With the six-race APBA Championship Series, which kicks off May 17-19 in Cocoa Beach, Fla., with venues as far south as Sarasota, Fla., and as far north as St. Clair, Michigan, organizers from the Offshore Powerboat Association and Powerboat P1 organization are hoping to change that. In addition to online Livestream, the co-organizers reportedly have inked post-event television for coverage for all six events. And they already have series-long commitments from teams in various classes such as Miss GEICO, the Dubai-based Victory team, the 2018 SBI Superboat-class world champion WHM Motorsports team, the 2016-2018 SBI Superboat-class world champion Performance Boat Center team.
If commitments from teams running in the Super Vee Lite and Super Stock come through, each of those thriving, fan-favorite classes could have six to 10 boats at every race.
“We’ve been getting a great response,” said Azam Rangoonwala, chief executive officer of Powerboat P1, which has produced SuperStock, single-engine V-bottom-class racing in the United States for the past six years. “Everyone wants to race in something consistent. Some racers might not have be able to make all six races—OPA has a lot of racers who won’t—but I think everyone just wants to race. And we are making a platform where everyone can race.
“It’s not easy, as you know, with all the classes and different elements and sites involved,” he continued. “But by bringing it together under the ABPA, we link back to the UIM (Union Internationale Motonautique, powerboat racing’s longstanding international sanctioning body) and start with a fresh slate.”
As noted above, series will kick off in May with the Cocoa Beach event, followed the Lake Race, June 1-2, in Missouri. From there, it will pick up again July 6-7 in Sarasota, Fla., followed by two more race—St. Clair, Mich., July 27-28 and Michigan City, Ind., Aug. 3-4—before moving to Clearwater for the series finale.
More recently, OPA and Powerboat P1 have submitted a Request For Proposal to the City of Key West for the five-year contract to be named “race promoter” for its annual races in early November. With the 2018 Key West Worlds, SBI, which also is bidding for the contract, finished its completed its five-year agreement. Representatives from SBI, OPA/P1 and Race World Offshore, which produced its first two races last year, met last month with Key West assistant city manager Gregory Veliz, who candidly told, “Make your best deal.”
The winning bidder will be announced later this month. If the OPA/P1 win group does secure the contract, the Key West event will be kept as a separate week of world championship racing from the six-race APBA Championship Series.
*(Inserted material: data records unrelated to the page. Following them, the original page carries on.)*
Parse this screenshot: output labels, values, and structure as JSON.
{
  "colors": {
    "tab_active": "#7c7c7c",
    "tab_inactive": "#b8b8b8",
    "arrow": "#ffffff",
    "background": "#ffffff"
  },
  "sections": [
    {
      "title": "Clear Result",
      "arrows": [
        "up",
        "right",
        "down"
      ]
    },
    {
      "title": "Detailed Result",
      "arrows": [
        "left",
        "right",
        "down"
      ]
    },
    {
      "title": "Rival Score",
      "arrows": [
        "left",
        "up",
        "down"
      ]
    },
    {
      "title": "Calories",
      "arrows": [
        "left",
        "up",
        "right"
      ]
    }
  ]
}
“We were hesitant to go for the RFP in the first place actually, just because it’s such a big event and we’re doing a lot already,” said Rangoonwala, who has support for the APBA series and Key West World from Mercury Racing, which introduced an 1,100-hp ECM-sealed spec engine for its most powerful class, and the Miss GEICO offshore racing team. “To take on another event like Key West is not a small task. But we essentially said, “We are doing so much to bring together all these races in our series and maintain consistency within the sport and you can only do this once every five years, so let’s just go for it."
“We are confident,” he continued. “We also know there are a lot of politics involved. We understand that we don’t 100-percent have it, but you know what? We are going to put our best foot forward and see how it goes. You never know what is going to happen but we feel like we have a good opportunity and, hey, let the best man win.”